Saturday, April 11, 2009

Living in a Cloud

Just landed one of them new, cheap as sin Acer D150 Net Books.  The intent being that I can now draft blog postings more easily on the fly while in transit (no, not when driving), and more importantly, spend more time working on my writing (both fiction and the games materials I design).  

All of this is letting me explore technology in some new and interesting ways, and figuring better ways to create content in a mobile world.  I've installed Google docs w/ offline support, Google Calendar and some other google apps that will frankly replace how I'd used MS Office on previous machines.  I've also amped up the way I have the machine configured for speed and security.  Lastly, I've set up Juice and Google Reader (w/ offline support, again - thank you Google Gears) so that I can just fire this puppy up in the AM, download my latest podcasts, and RSS feed articles, and digest them on the way to work or over my morning coffee on the days I'm at home.  
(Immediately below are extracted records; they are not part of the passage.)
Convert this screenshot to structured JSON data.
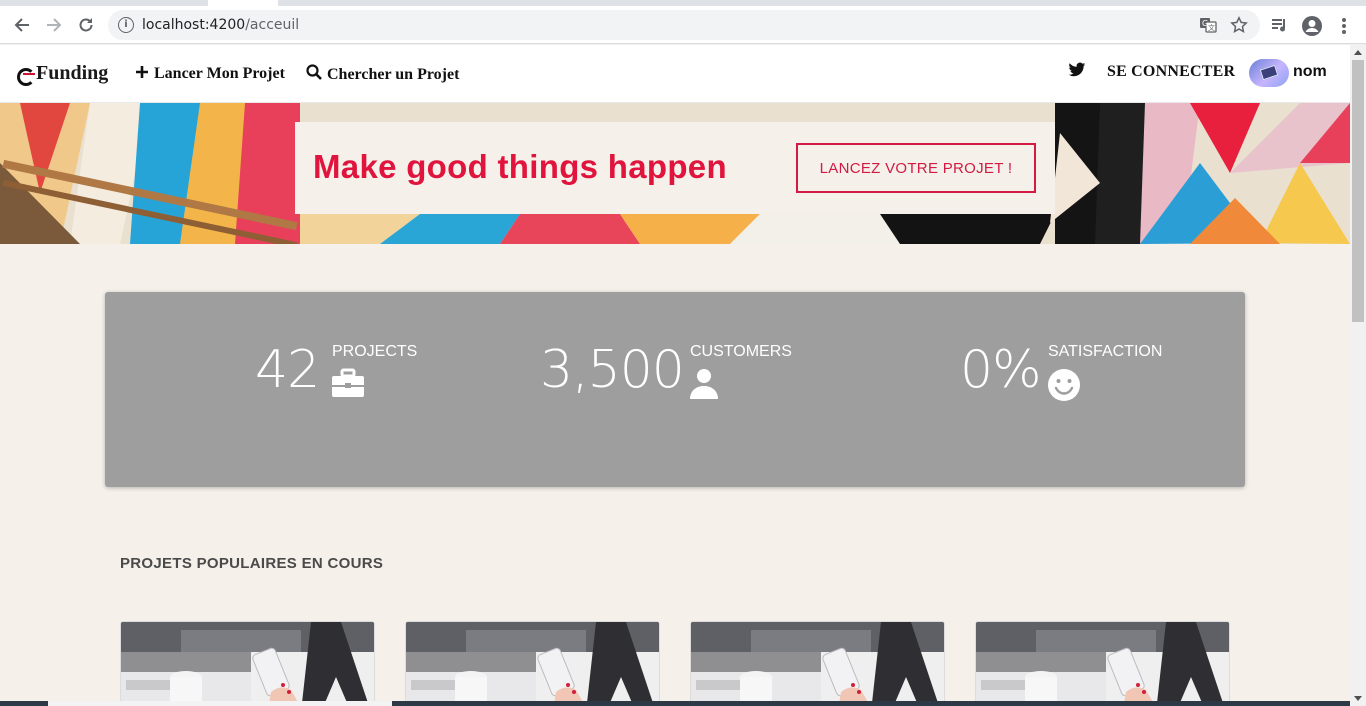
{
  "browser": {
    "url_host": "localhost:4200",
    "url_path": "/acceuil",
    "icons": [
      "back-icon",
      "forward-icon",
      "reload-icon",
      "info-icon",
      "translate-icon",
      "star-icon",
      "media-icon",
      "account-icon",
      "menu-icon"
    ]
  },
  "navbar": {
    "brand": "Funding",
    "launch_label": "Lancer Mon Projet",
    "search_label": "Chercher un Projet",
    "connect_label": "SE CONNECTER",
    "username": "nom"
  },
  "hero": {
    "title": "Make good things happen",
    "cta_label": "LANCEZ VOTRE PROJET !",
    "accent_color": "#e0143c"
  },
  "stats": [
    {
      "value": "42",
      "label": "PROJECTS",
      "icon": "briefcase-icon"
    },
    {
      "value": "3,500",
      "label": "CUSTOMERS",
      "icon": "user-icon"
    },
    {
      "value": "0%",
      "label": "SATISFACTION",
      "icon": "smile-icon"
    }
  ],
  "popular": {
    "title": "PROJETS POPULAIRES EN COURS",
    "card_count": 4
  }
}
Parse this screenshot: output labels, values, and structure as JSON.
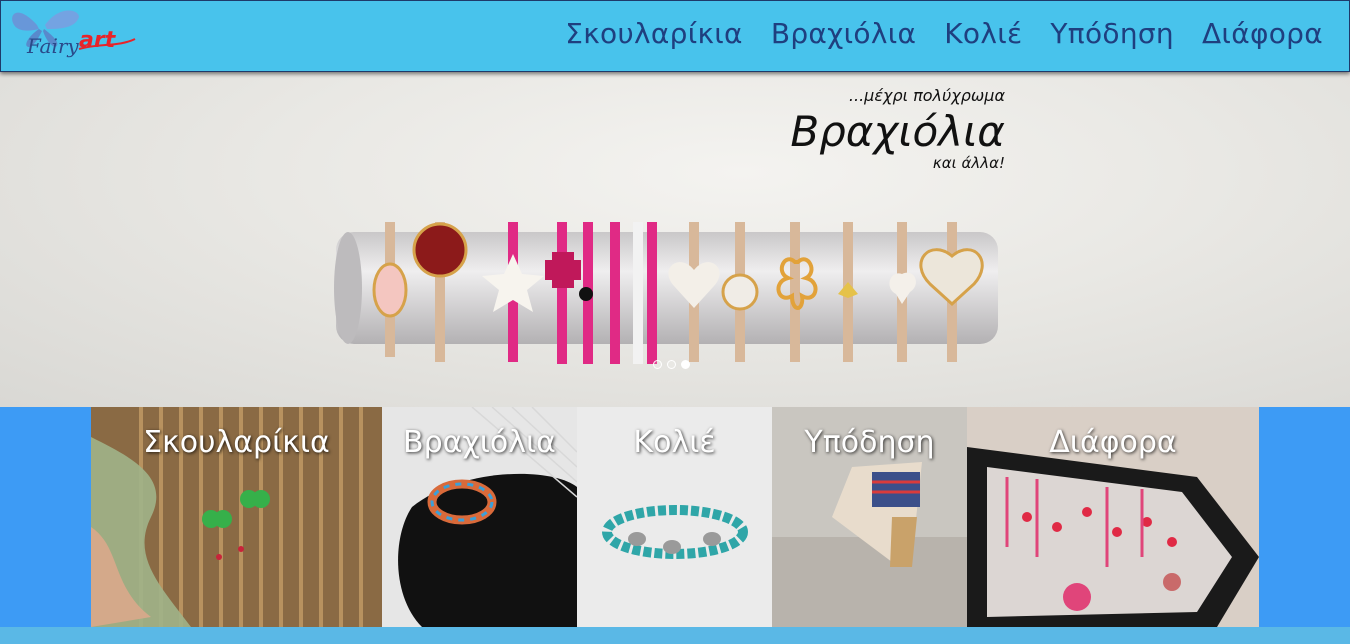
{
  "header": {
    "logo_text": "fairyart",
    "nav": [
      {
        "label": "Σκουλαρίκια"
      },
      {
        "label": "Βραχιόλια"
      },
      {
        "label": "Κολιέ"
      },
      {
        "label": "Υπόδηση"
      },
      {
        "label": "Διάφορα"
      }
    ]
  },
  "hero": {
    "pre": "...μέχρι πολύχρωμα",
    "title": "Βραχιόλια",
    "post": "και άλλα!",
    "slides_total": 3,
    "active_slide": 3
  },
  "categories": [
    {
      "label": "Σκουλαρίκια"
    },
    {
      "label": "Βραχιόλια"
    },
    {
      "label": "Κολιέ"
    },
    {
      "label": "Υπόδηση"
    },
    {
      "label": "Διάφορα"
    }
  ],
  "colors": {
    "header_bg": "#48c3ec",
    "nav_text": "#1f3f7f",
    "page_bg": "#3d9bf5",
    "footer_strip": "#5ab8e6"
  }
}
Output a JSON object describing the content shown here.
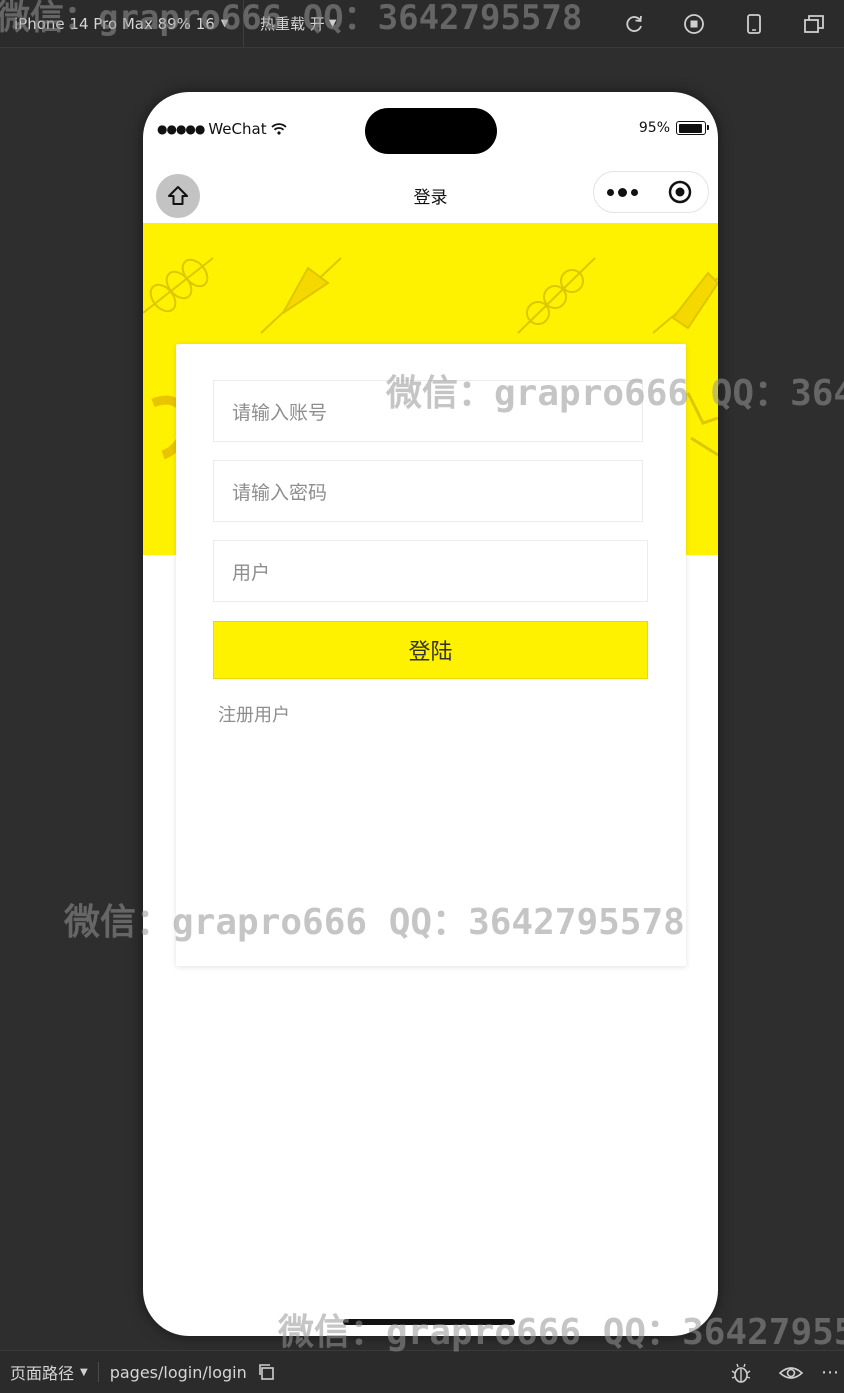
{
  "devtools": {
    "device": "iPhone 14 Pro Max 89% 16",
    "hot_reload": "热重载 开"
  },
  "status_bar": {
    "signal": "●●●●●",
    "carrier": "WeChat",
    "battery": "95%",
    "battery_level": 0.95
  },
  "navbar": {
    "title": "登录"
  },
  "form": {
    "account_placeholder": "请输入账号",
    "password_placeholder": "请输入密码",
    "role_value": "用户",
    "login_label": "登陆",
    "register_label": "注册用户"
  },
  "bottom": {
    "path_label": "页面路径",
    "path": "pages/login/login"
  },
  "watermark": {
    "text": "微信：grapro666 QQ：3642795578"
  },
  "colors": {
    "accent": "#fff200",
    "background": "#2e2e2e"
  }
}
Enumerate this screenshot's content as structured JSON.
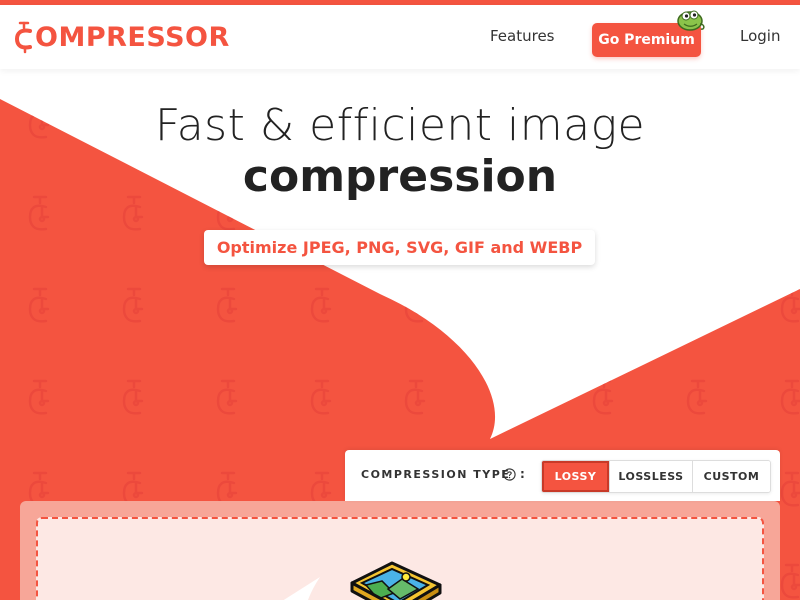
{
  "header": {
    "logo_text": "OMPRESSOR",
    "logo_icon": "c-clamp-icon",
    "nav": {
      "features": "Features",
      "premium": "Go Premium",
      "login": "Login"
    },
    "mascot_icon": "chameleon-icon"
  },
  "hero": {
    "title_line1": "Fast & efficient image",
    "title_line2": "compression",
    "tagline": "Optimize JPEG, PNG, SVG, GIF and WEBP"
  },
  "compression": {
    "label": "COMPRESSION TYPE",
    "help_icon": "question-circle-icon",
    "colon": ":",
    "options": [
      {
        "label": "LOSSY",
        "selected": true
      },
      {
        "label": "LOSSLESS",
        "selected": false
      },
      {
        "label": "CUSTOM",
        "selected": false
      }
    ]
  },
  "dropzone": {
    "icon": "image-upload-icon"
  },
  "colors": {
    "brand": "#f45440",
    "dark_text": "#222222",
    "dropzone_bg": "#fde8e4",
    "dropzone_frame": "#f7a698"
  }
}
Yes, maybe I've just been drinking a serious amount of Jeff Jarvis' Kool Aid, but I'm excited at diving into the deep end of cloud computing with this 3 pound netbook after a couple of years of finding ways that I can use the world-as-a-platform to help drive the organization of my writing, my ideas about technology, and the way I communicate.  Now, to put all of these tools to good use...

2 comments:

Unknown said...

How are you dealing with wifi access? Did you subscribe to a provider, or are you relying on free hotspots?

Unknown said...

I like using JiWire to find hotspots.
http://v4.jiwire.com/search-hotspot-locations.htmIf you've got a Starbuck's card, though, and buy something once a month with it you can get up to 2 hours free per day in most starbuck's. Panera has free access. And most of the cooler indie cafes offer free access now, too.

I've experimented with a Sprint 3G card, but the service is expensive unless you bundle it with a larger wireless contract. You can also plug most smart phones into your computer for limited internet access, too, but I wouldn't stay online and browse with it.